Già il drammatico pasticciaccio di Cipro non costituisce un’iniezione di fiducia, e la fiducia - si sa - sta all’economia come la benzina sta all’auto. Senza propellente, nessuna vettura può fare molta strada, nemmeno se per spingerla si assumessero dieci gladiatori. Servirebbero messaggi meno pessimistici, anche perché l’Italia non è il Burundi, e le vicende della crisi finanziaria Usa stanno a testimoniare come banche, compagnie e istituti dichiarati quasi falliti si siano ripresi come Pietro Mennea (1952-2013) nella leggendaria finale dei 200 metri a Mosca (1980). A conferma che la portata della crisi 2008 era stata ingigantita parecchio nelle analisi di esperti e visionari. Invece, complici gli interventi draconiani di Cipro, l’inconsciente tam tam italico ipotizza, anche da noi, confische di risparmi e prelievi forzosi dai depositi in banca. Una prospettiva, degna di un’economia appena uscita da una distruzione bellica, che terrorizza molti risparmiatori e rappresenta un incentivo irresistibile per la fuga di capitali in lidi meno procellosi. Il che complica (eufemismo) ogni progetto di risanamento. Un circolo perverso.

Domanda. Cosa farebbe il nuovo governo (se fosse possibile formarne uno)?
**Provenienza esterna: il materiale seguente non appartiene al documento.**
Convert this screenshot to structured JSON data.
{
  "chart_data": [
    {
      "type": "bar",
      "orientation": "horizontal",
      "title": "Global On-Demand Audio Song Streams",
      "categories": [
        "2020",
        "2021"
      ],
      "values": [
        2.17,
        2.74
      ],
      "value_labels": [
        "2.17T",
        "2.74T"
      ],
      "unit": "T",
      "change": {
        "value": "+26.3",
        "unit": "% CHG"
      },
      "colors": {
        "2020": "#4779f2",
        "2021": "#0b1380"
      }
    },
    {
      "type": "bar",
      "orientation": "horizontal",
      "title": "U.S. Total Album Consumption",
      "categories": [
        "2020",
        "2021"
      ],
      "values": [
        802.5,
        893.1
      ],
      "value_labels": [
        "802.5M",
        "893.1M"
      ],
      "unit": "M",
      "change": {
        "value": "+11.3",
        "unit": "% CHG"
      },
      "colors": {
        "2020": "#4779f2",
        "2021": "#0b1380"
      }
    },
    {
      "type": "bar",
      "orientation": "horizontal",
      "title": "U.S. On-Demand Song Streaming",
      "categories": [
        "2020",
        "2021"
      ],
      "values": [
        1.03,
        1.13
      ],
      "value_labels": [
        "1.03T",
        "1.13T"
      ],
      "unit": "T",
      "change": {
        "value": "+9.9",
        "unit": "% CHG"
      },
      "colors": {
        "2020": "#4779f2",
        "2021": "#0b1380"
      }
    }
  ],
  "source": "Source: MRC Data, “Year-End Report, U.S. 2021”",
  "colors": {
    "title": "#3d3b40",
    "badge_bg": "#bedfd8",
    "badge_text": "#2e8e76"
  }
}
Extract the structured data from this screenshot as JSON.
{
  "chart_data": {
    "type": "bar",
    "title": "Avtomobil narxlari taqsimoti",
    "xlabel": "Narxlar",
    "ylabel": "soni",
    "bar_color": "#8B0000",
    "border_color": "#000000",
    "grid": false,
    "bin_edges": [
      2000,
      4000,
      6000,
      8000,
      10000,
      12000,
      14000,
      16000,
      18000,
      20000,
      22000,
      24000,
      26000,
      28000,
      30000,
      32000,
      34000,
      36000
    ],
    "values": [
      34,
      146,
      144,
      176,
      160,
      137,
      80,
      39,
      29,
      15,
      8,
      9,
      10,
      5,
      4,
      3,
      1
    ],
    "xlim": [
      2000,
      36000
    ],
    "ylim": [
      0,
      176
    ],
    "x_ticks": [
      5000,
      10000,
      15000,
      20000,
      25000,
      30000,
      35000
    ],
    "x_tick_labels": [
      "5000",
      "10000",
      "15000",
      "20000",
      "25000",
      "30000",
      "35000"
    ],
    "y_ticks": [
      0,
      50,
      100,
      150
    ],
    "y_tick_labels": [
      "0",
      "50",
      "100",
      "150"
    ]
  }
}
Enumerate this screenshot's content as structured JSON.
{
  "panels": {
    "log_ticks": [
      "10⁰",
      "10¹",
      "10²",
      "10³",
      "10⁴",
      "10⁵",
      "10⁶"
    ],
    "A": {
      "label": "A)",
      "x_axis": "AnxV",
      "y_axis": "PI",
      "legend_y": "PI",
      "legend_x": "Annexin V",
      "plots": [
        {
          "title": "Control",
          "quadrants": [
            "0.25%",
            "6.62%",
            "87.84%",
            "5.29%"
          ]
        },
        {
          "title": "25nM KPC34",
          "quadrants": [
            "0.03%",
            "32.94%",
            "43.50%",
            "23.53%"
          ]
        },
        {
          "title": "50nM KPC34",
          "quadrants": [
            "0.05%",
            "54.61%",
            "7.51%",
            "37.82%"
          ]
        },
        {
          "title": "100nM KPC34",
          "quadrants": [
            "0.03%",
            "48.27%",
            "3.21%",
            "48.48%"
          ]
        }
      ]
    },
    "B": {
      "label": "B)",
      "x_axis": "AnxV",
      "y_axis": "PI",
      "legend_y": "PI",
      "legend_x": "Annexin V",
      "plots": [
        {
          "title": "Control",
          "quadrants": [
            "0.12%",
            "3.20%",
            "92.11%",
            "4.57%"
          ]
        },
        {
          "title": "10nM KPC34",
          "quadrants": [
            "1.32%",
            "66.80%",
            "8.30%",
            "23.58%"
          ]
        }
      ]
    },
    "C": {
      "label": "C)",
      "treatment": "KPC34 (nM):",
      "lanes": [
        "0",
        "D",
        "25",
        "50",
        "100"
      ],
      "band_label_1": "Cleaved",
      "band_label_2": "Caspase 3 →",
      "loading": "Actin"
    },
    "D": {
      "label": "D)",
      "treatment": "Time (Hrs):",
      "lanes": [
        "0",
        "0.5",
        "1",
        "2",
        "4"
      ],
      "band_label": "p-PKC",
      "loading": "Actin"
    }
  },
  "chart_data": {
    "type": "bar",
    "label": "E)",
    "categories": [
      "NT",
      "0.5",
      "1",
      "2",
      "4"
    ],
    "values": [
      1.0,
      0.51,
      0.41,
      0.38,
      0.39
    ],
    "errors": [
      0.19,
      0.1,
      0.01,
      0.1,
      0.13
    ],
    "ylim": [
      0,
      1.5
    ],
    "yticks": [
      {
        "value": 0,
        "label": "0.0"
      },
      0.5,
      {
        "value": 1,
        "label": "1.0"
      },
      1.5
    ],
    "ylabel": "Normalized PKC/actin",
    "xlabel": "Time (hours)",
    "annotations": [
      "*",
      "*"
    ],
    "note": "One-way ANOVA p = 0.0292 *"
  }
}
Aumenterebbe vieppiù la spesa pubblica, quasi che quest’ultima fosse più innocente di un neonato nell’opera di demolizione dell’Italia del miracolo economico, o accetterebbe di tagliare la pletora di spese inutili e dannose? A leggere i canovacci di questi giorni sui piani di contenimento delle uscite pubbliche, si direbbe che il grosso del problema consista negli stipendi da nababbi di deputati e senatori. Infatti, sulla scia di questa linea, i presidenti di Senato e Camera hanno dimidiato le loro indennità. Ma davvero si può ritenere di frenare il debito pubblico riducendo la paga di un migliaio di eletti? Oddio, i privilegi della nomenklatura italiana, in certi casi, sono più scandalosi di un film di Ilona Staller. Ma non provengono da quelle voci i miliardi di euro che hanno reso la Penisola la terra più indebitata d’Europa. Provengono dalla miriade di enti e sotto-enti più spreconi e incontrollabili di cento sceicchi in Costa Smeralda. Che s’intende fare per interrompere questo festival di incoscienza finanziaria? Boh. I grillini, che pure sparano senza pietà sul quartiere generale della Casta, non dicono nulla sui fiumi di spesa delle mini-caste e micro-burocrazie, quasi che solo le alte gerarchie partecipino al bunga bunga della dissipazione finanziaria statale. Anzi, l’unico collante che sembra unire formazioni in continuo conflitto tra loro è la condanna della ricchezza privata, come se bastasse togliere qualcosa ai ricchi per risolvere il problema della povertà e far ripartire il treno della crescita. La storia ha purtroppo dimostrato che la demonizzazione della ricchezza non si traduce quasi mai nella soppressione della povertà. Anche perché la ricchezza (precondizione di un investimento), il più delle volte, non è rendita parassitaria, semmai risparmio accumulato. E finora nessuno ha mai potuto assistere all’exploit di una nazione in presenza di politiche contrarie al risparmio. È una legge che vale per gli Stati, ma anche per le famiglie e le imprese.

Se - vedi il caso Cipro - non si fossero indebitati come tossicodipendenti a caccia di droga, oggi alcuni governi non si ritroverebbero nella triste situazione di non poter ricorrere a dosi di liquidità per rianimare le economie, dal momento che i loro creditori hanno deciso di imporre loro la linea dell’esproprio dei soldi depositati nelle banche. Morale. C’è poco da elucubrare sulle terapie anti-crisi. Gli Stati come l’Italia possono agire in mille modi, a patto però di non trascurare due premesse fondamentali: i tagli alle spese inutili (che, nel migliore dei casi, servono a foraggiare un’imprenditoria corriva e tariffaria) e gli stimoli al risparmio. Se, viceversa, si dovesse continuare nell’andazzo di cui sopra, non solo non dovremmo esultare per il battesimo di nuovi esecutivi, ma dovremmo, paradossalmente, augurarci una lunga fase di non governo, che risulterebbe il male minore.

Gli stimoli al risparmio si possono realizzare riducendo le tasse e non colpendo i quattrini depositati in banca. In caso contrario, neppure San Francesco riuscirebbe a miracolare il Belpaese, irrimediabilmente destinato alla più infelice delle decrescite.